The New York Knicks sit at 1-1 in NBA Cup group play with two games remaining. Their path to the knockout rounds is narrow but surprisingly straightforward if they can win out.
The Knicks control their destiny with the simplest scenario available. If they beat Charlotte and Milwaukee, they advance to the quarterfinals as Group A winners.
What makes this path so clean is the head-to-head tiebreaker. NBA Cup rules break ties by looking at head-to-head results first, then point differential if needed. The Knicks already beat Miami 140-132 and defeated Milwaukee earlier in group play.
Whether Miami beats Milwaukee on Wednesday or not, the Knicks would finish 3-1 and own the deciding edge. If Milwaukee also finishes 3-1, that head-to-head result favors New York. If Miami reaches 3-1 instead, same story.

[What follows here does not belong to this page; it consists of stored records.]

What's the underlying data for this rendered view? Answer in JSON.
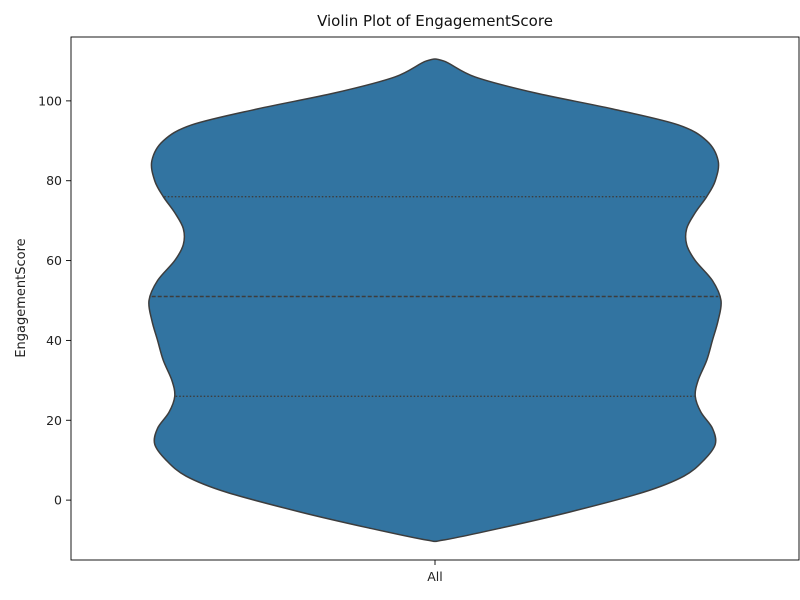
{
  "chart_data": {
    "type": "violin",
    "title": "Violin Plot of EngagementScore",
    "xlabel": "",
    "ylabel": "EngagementScore",
    "categories": [
      "All"
    ],
    "ylim": [
      -15,
      116
    ],
    "yticks": [
      0,
      20,
      40,
      60,
      80,
      100
    ],
    "grid": false,
    "legend": "none",
    "color": "#3274a1",
    "edge_color": "#3d3d3d",
    "violin": {
      "min": -10,
      "max": 110,
      "quartiles": {
        "q1": 26,
        "median": 51,
        "q3": 76
      },
      "density_profile": [
        [
          -10,
          0.03
        ],
        [
          -7,
          0.23
        ],
        [
          -3,
          0.47
        ],
        [
          2,
          0.73
        ],
        [
          6,
          0.87
        ],
        [
          10,
          0.94
        ],
        [
          14,
          0.98
        ],
        [
          18,
          0.97
        ],
        [
          22,
          0.93
        ],
        [
          26,
          0.91
        ],
        [
          30,
          0.92
        ],
        [
          35,
          0.95
        ],
        [
          40,
          0.97
        ],
        [
          45,
          0.99
        ],
        [
          50,
          1.0
        ],
        [
          55,
          0.97
        ],
        [
          60,
          0.91
        ],
        [
          64,
          0.88
        ],
        [
          68,
          0.88
        ],
        [
          72,
          0.91
        ],
        [
          76,
          0.95
        ],
        [
          80,
          0.98
        ],
        [
          85,
          0.99
        ],
        [
          90,
          0.95
        ],
        [
          94,
          0.85
        ],
        [
          98,
          0.62
        ],
        [
          102,
          0.35
        ],
        [
          106,
          0.14
        ],
        [
          110,
          0.03
        ]
      ]
    }
  }
}
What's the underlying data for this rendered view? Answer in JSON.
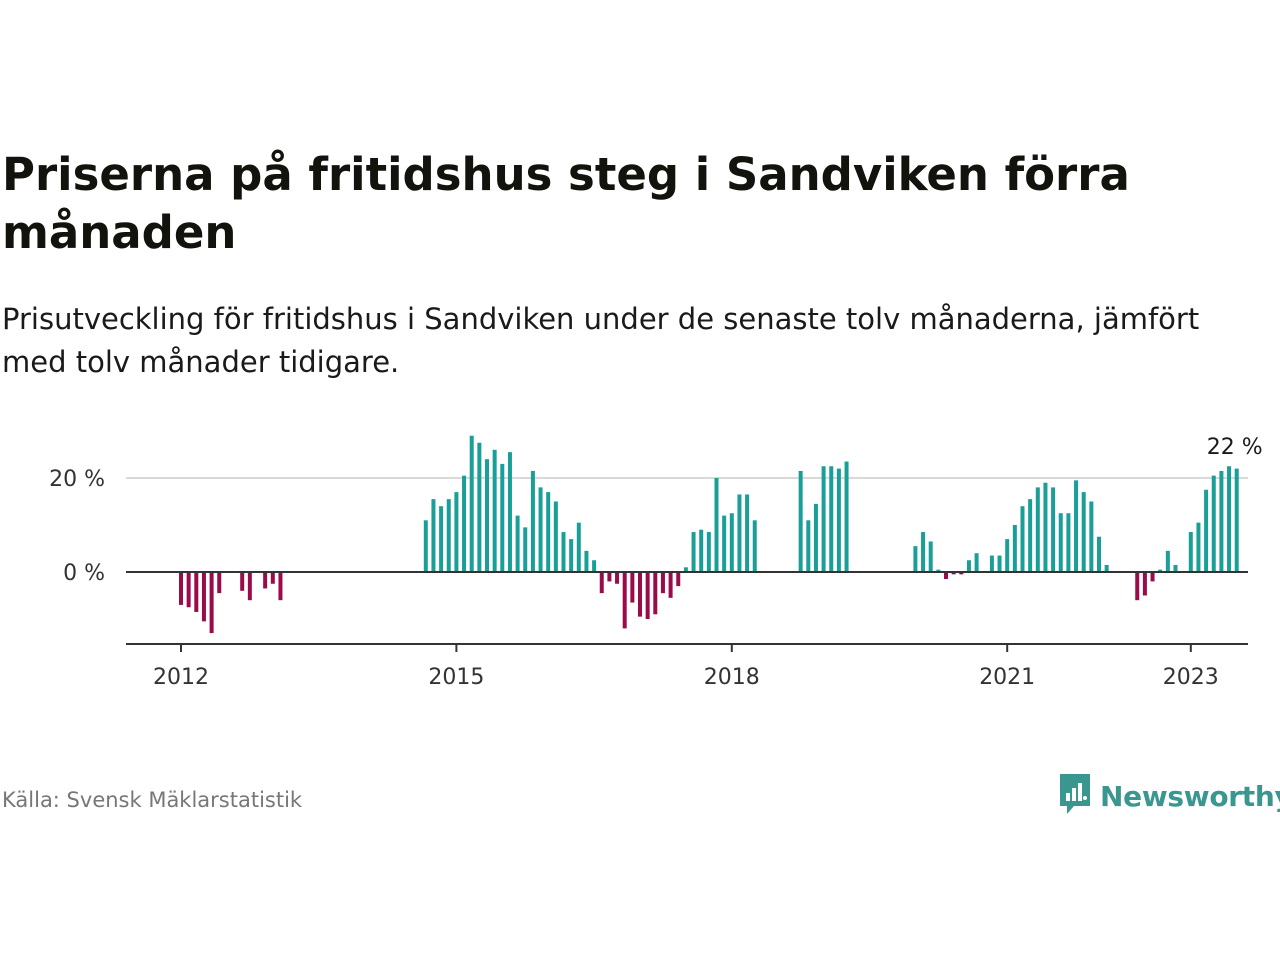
{
  "header": {
    "title": "Priserna på fritidshus steg i Sandviken förra månaden",
    "subtitle": "Prisutveckling för fritidshus i Sandviken under de senaste tolv månaderna, jämfört med tolv månader tidigare."
  },
  "footer": {
    "source": "Källa: Svensk Mäklarstatistik",
    "brand": "Newsworthy"
  },
  "colors": {
    "positive": "#1a9e98",
    "negative": "#9b0b4a",
    "brand": "#3a978f"
  },
  "chart_data": {
    "type": "bar",
    "title": "Priserna på fritidshus steg i Sandviken förra månaden",
    "xlabel": "",
    "ylabel": "",
    "ylim": [
      -15,
      30
    ],
    "yticks": [
      {
        "value": 0,
        "label": "0 %"
      },
      {
        "value": 20,
        "label": "20 %"
      }
    ],
    "xticks": [
      {
        "year": 2012,
        "label": "2012"
      },
      {
        "year": 2015,
        "label": "2015"
      },
      {
        "year": 2018,
        "label": "2018"
      },
      {
        "year": 2021,
        "label": "2021"
      },
      {
        "year": 2023,
        "label": "2023"
      }
    ],
    "annotation": {
      "label": "22 %",
      "value": 22
    },
    "series": [
      {
        "values": [
          [
            "2012-01",
            -7
          ],
          [
            "2012-02",
            -7.5
          ],
          [
            "2012-03",
            -8.5
          ],
          [
            "2012-04",
            -10.5
          ],
          [
            "2012-05",
            -13
          ],
          [
            "2012-06",
            -4.5
          ],
          [
            "2012-09",
            -4
          ],
          [
            "2012-10",
            -6
          ],
          [
            "2012-12",
            -3.5
          ],
          [
            "2013-01",
            -2.5
          ],
          [
            "2013-02",
            -6
          ],
          [
            "2014-09",
            11
          ],
          [
            "2014-10",
            15.5
          ],
          [
            "2014-11",
            14
          ],
          [
            "2014-12",
            15.5
          ],
          [
            "2015-01",
            17
          ],
          [
            "2015-02",
            20.5
          ],
          [
            "2015-03",
            29
          ],
          [
            "2015-04",
            27.5
          ],
          [
            "2015-05",
            24
          ],
          [
            "2015-06",
            26
          ],
          [
            "2015-07",
            23
          ],
          [
            "2015-08",
            25.5
          ],
          [
            "2015-09",
            12
          ],
          [
            "2015-10",
            9.5
          ],
          [
            "2015-11",
            21.5
          ],
          [
            "2015-12",
            18
          ],
          [
            "2016-01",
            17
          ],
          [
            "2016-02",
            15
          ],
          [
            "2016-03",
            8.5
          ],
          [
            "2016-04",
            7
          ],
          [
            "2016-05",
            10.5
          ],
          [
            "2016-06",
            4.5
          ],
          [
            "2016-07",
            2.5
          ],
          [
            "2016-08",
            -4.5
          ],
          [
            "2016-09",
            -2
          ],
          [
            "2016-10",
            -2.5
          ],
          [
            "2016-11",
            -12
          ],
          [
            "2016-12",
            -6.5
          ],
          [
            "2017-01",
            -9.5
          ],
          [
            "2017-02",
            -10
          ],
          [
            "2017-03",
            -9
          ],
          [
            "2017-04",
            -4.5
          ],
          [
            "2017-05",
            -5.5
          ],
          [
            "2017-06",
            -3
          ],
          [
            "2017-07",
            1
          ],
          [
            "2017-08",
            8.5
          ],
          [
            "2017-09",
            9
          ],
          [
            "2017-10",
            8.5
          ],
          [
            "2017-11",
            20
          ],
          [
            "2017-12",
            12
          ],
          [
            "2018-01",
            12.5
          ],
          [
            "2018-02",
            16.5
          ],
          [
            "2018-03",
            16.5
          ],
          [
            "2018-04",
            11
          ],
          [
            "2018-10",
            21.5
          ],
          [
            "2018-11",
            11
          ],
          [
            "2018-12",
            14.5
          ],
          [
            "2019-01",
            22.5
          ],
          [
            "2019-02",
            22.5
          ],
          [
            "2019-03",
            22
          ],
          [
            "2019-04",
            23.5
          ],
          [
            "2020-01",
            5.5
          ],
          [
            "2020-02",
            8.5
          ],
          [
            "2020-03",
            6.5
          ],
          [
            "2020-04",
            0.5
          ],
          [
            "2020-05",
            -1.5
          ],
          [
            "2020-06",
            -0.5
          ],
          [
            "2020-07",
            -0.5
          ],
          [
            "2020-08",
            2.5
          ],
          [
            "2020-09",
            4
          ],
          [
            "2020-10",
            0
          ],
          [
            "2020-11",
            3.5
          ],
          [
            "2020-12",
            3.5
          ],
          [
            "2021-01",
            7
          ],
          [
            "2021-02",
            10
          ],
          [
            "2021-03",
            14
          ],
          [
            "2021-04",
            15.5
          ],
          [
            "2021-05",
            18
          ],
          [
            "2021-06",
            19
          ],
          [
            "2021-07",
            18
          ],
          [
            "2021-08",
            12.5
          ],
          [
            "2021-09",
            12.5
          ],
          [
            "2021-10",
            19.5
          ],
          [
            "2021-11",
            17
          ],
          [
            "2021-12",
            15
          ],
          [
            "2022-01",
            7.5
          ],
          [
            "2022-02",
            1.5
          ],
          [
            "2022-06",
            -6
          ],
          [
            "2022-07",
            -5
          ],
          [
            "2022-08",
            -2
          ],
          [
            "2022-09",
            0.5
          ],
          [
            "2022-10",
            4.5
          ],
          [
            "2022-11",
            1.5
          ],
          [
            "2023-01",
            8.5
          ],
          [
            "2023-02",
            10.5
          ],
          [
            "2023-03",
            17.5
          ],
          [
            "2023-04",
            20.5
          ],
          [
            "2023-05",
            21.5
          ],
          [
            "2023-06",
            22.5
          ],
          [
            "2023-07",
            22
          ]
        ]
      }
    ]
  }
}
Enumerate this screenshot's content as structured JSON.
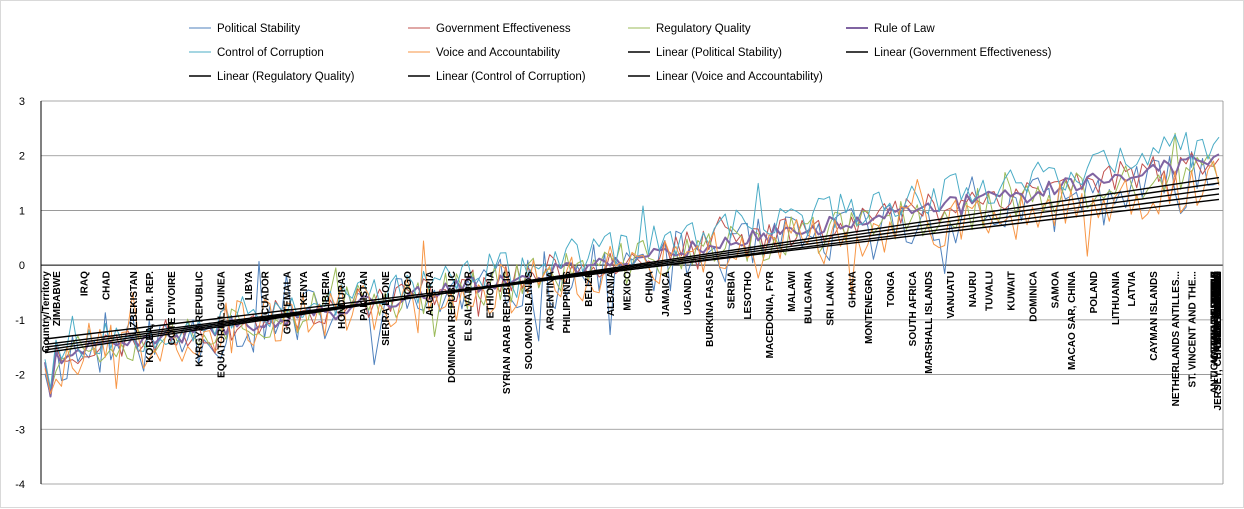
{
  "chart_data": {
    "type": "line",
    "title": "",
    "xlabel": "",
    "ylabel": "",
    "ylim": [
      -4,
      3
    ],
    "yticks": [
      3,
      2,
      1,
      0,
      -1,
      -2,
      -3,
      -4
    ],
    "grid": true,
    "legend": "top",
    "n_points": 215,
    "categories": [
      {
        "i": 0,
        "label": "Country/Territory"
      },
      {
        "i": 2,
        "label": "ZIMBABWE"
      },
      {
        "i": 7,
        "label": "IRAQ"
      },
      {
        "i": 11,
        "label": "CHAD"
      },
      {
        "i": 16,
        "label": "UZBEKISTAN"
      },
      {
        "i": 19,
        "label": "KOREA, DEM. REP."
      },
      {
        "i": 23,
        "label": "COTE D'IVOIRE"
      },
      {
        "i": 28,
        "label": "KYRGYZ REPUBLIC"
      },
      {
        "i": 32,
        "label": "EQUATORIAL GUINEA"
      },
      {
        "i": 37,
        "label": "LIBYA"
      },
      {
        "i": 40,
        "label": "ECUADOR"
      },
      {
        "i": 44,
        "label": "GUATEMALA"
      },
      {
        "i": 47,
        "label": "KENYA"
      },
      {
        "i": 51,
        "label": "LIBERIA"
      },
      {
        "i": 54,
        "label": "HONDURAS"
      },
      {
        "i": 58,
        "label": "PAKISTAN"
      },
      {
        "i": 62,
        "label": "SIERRA LEONE"
      },
      {
        "i": 66,
        "label": "TOGO"
      },
      {
        "i": 70,
        "label": "ALGERIA"
      },
      {
        "i": 74,
        "label": "DOMINICAN REPUBLIC"
      },
      {
        "i": 77,
        "label": "EL SALVADOR"
      },
      {
        "i": 81,
        "label": "ETHIOPIA"
      },
      {
        "i": 84,
        "label": "SYRIAN ARAB REPUBLIC"
      },
      {
        "i": 88,
        "label": "SOLOMON ISLANDS"
      },
      {
        "i": 92,
        "label": "ARGENTINA"
      },
      {
        "i": 95,
        "label": "PHILIPPINES"
      },
      {
        "i": 99,
        "label": "BELIZE"
      },
      {
        "i": 103,
        "label": "ALBANIA"
      },
      {
        "i": 106,
        "label": "MEXICO"
      },
      {
        "i": 110,
        "label": "CHINA"
      },
      {
        "i": 113,
        "label": "JAMAICA"
      },
      {
        "i": 117,
        "label": "UGANDA"
      },
      {
        "i": 121,
        "label": "BURKINA FASO"
      },
      {
        "i": 125,
        "label": "SERBIA"
      },
      {
        "i": 128,
        "label": "LESOTHO"
      },
      {
        "i": 132,
        "label": "MACEDONIA, FYR"
      },
      {
        "i": 136,
        "label": "MALAWI"
      },
      {
        "i": 139,
        "label": "BULGARIA"
      },
      {
        "i": 143,
        "label": "SRI LANKA"
      },
      {
        "i": 147,
        "label": "GHANA"
      },
      {
        "i": 150,
        "label": "MONTENEGRO"
      },
      {
        "i": 154,
        "label": "TONGA"
      },
      {
        "i": 158,
        "label": "SOUTH AFRICA"
      },
      {
        "i": 161,
        "label": "MARSHALL ISLANDS"
      },
      {
        "i": 165,
        "label": "VANUATU"
      },
      {
        "i": 169,
        "label": "NAURU"
      },
      {
        "i": 172,
        "label": "TUVALU"
      },
      {
        "i": 176,
        "label": "KUWAIT"
      },
      {
        "i": 180,
        "label": "DOMINICA"
      },
      {
        "i": 184,
        "label": "SAMOA"
      },
      {
        "i": 187,
        "label": "MACAO SAR, CHINA"
      },
      {
        "i": 191,
        "label": "POLAND"
      },
      {
        "i": 195,
        "label": "LITHUANIA"
      },
      {
        "i": 198,
        "label": "LATVIA"
      },
      {
        "i": 202,
        "label": "CAYMAN ISLANDS"
      },
      {
        "i": 206,
        "label": "NETHERLANDS ANTILLES..."
      },
      {
        "i": 209,
        "label": "ST. VINCENT AND THE..."
      },
      {
        "i": 213,
        "label": "ANTIGUA AND BARBUDA"
      }
    ],
    "categories_right": [
      {
        "label": "CZECH REPUBLIC"
      },
      {
        "label": "TAIWAN, CHINA"
      },
      {
        "label": "AMERICAN SAMOA"
      },
      {
        "label": "ESTONIA"
      },
      {
        "label": "JAPAN"
      },
      {
        "label": "CHILE"
      },
      {
        "label": "BELGIUM"
      },
      {
        "label": "UNITED STATES"
      },
      {
        "label": "UNITED KINGDOM"
      },
      {
        "label": "JERSEY, CHANNEL ISLANDS"
      },
      {
        "label": "SWITZERLAND"
      },
      {
        "label": "LUXEMBOURG"
      },
      {
        "label": "NORWAY"
      },
      {
        "label": "SWEDEN"
      }
    ],
    "series": [
      {
        "name": "Political Stability",
        "color": "#4f81bd",
        "width": 1,
        "start": -1.7,
        "end": 1.6,
        "amp": 0.55,
        "seed": 11
      },
      {
        "name": "Government Effectiveness",
        "color": "#c0504d",
        "width": 1,
        "start": -1.65,
        "end": 1.95,
        "amp": 0.3,
        "seed": 23
      },
      {
        "name": "Regulatory Quality",
        "color": "#9bbb59",
        "width": 1,
        "start": -1.6,
        "end": 1.7,
        "amp": 0.4,
        "seed": 37
      },
      {
        "name": "Rule of Law",
        "color": "#8064a2",
        "width": 2,
        "start": -1.7,
        "end": 1.95,
        "amp": 0.15,
        "seed": 41
      },
      {
        "name": "Control of Corruption",
        "color": "#4bacc6",
        "width": 1,
        "start": -1.55,
        "end": 2.2,
        "amp": 0.35,
        "seed": 53
      },
      {
        "name": "Voice and Accountability",
        "color": "#f79646",
        "width": 1,
        "start": -1.65,
        "end": 1.5,
        "amp": 0.5,
        "seed": 67
      }
    ],
    "trendlines": [
      {
        "name": "Linear (Political Stability)",
        "color": "#000000",
        "start": -1.45,
        "end": 1.3
      },
      {
        "name": "Linear (Government Effectiveness)",
        "color": "#000000",
        "start": -1.55,
        "end": 1.5
      },
      {
        "name": "Linear (Regulatory Quality)",
        "color": "#000000",
        "start": -1.5,
        "end": 1.4
      },
      {
        "name": "Linear (Control of Corruption)",
        "color": "#000000",
        "start": -1.6,
        "end": 1.6
      },
      {
        "name": "Linear (Voice and Accountability)",
        "color": "#000000",
        "start": -1.35,
        "end": 1.2
      }
    ]
  }
}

The Knicks hold wins over both potential tie partners. Point differential never enters the equation.
This is the only realistic path forward. Everything else requires basketball miracles.
Splitting the final two games leaves the Knicks at 2-2, which opens a wild card path that's challenging but not impossible. Here's the crucial detail: at 2-2, the Knicks would finish second in Group C thanks to head-to-head wins over both Miami and Milwaukee.
That second-place finish makes them wild card eligible. Only group runners-up compete for those two East wild card spots. Since wild card teams come from different groups, head-to-head results don't apply. Point differential becomes the deciding factor.
The current target is Cleveland's +33 point differential. The Knicks sit at -2, meaning they need a net gain of 36 points across their final two games to reach +34 and claim a wild card berth.
Several combinations work. Win by 40 and lose by 4 gives you the needed +36. Win by 38 and lose by 2 also gets there. Even winning by 50 and losing by 14 would suffice.
These margins aren't routine, but they're within NBA scoring range. The bigger question is whether another East group produces a second-place team with a better differential. If Atlanta, Detroit, or Orlando's runner-up exceeds +34, that wild card spot vanishes.
The Knicks will navigate these crucial Cup games without key rotation pieces. OG Anunoby remains out with a hamstring strain and won't be re-evaluated for another two weeks. Landry Shamet is sidelined with a shoulder sprain until late December.
Anunoby's absence hits hardest on defense. He was averaging 15.8 points and 1.9 steals before the injury, providing versatile wing defense the Knicks lack without him. Josh Hart has moved into the starting lineup to compensate.
Shamet's shooting would help in games where point differential matters. Those wild card scenarios requiring 40-point wins become tougher without a rotation guard who can get hot from three.
Mitchell Robinson missed this week's game against Brooklyn with an illness. His status for the Cup games remains unclear, though an illness typically resolves faster than the structural injuries keeping Anunoby and Shamet out.
Dropping both remaining games essentially eliminates the Knicks from contention. At 1-3, they'd need catastrophic collapses across multiple groups while keeping their losses under eight combined points.
The tournament's structure doesn't reward close losses in this situation. Point differential serves as the primary tiebreaker after head-to-head results, and the Knicks have no cushion to work with.
The game against Charlotte represents the first must-win. Then, a late-week matchup with Milwaukee would then become winner-take-all for the group. The Knicks beat Milwaukee earlier this season in the regular schedule, though that carries no weight in Cup tiebreakers.
The math is straightforward. Win both games and advance. Split them and possibly pack for an early Cup exit. The knockout rounds remain within reach, but the margin for error vanished weeks ago.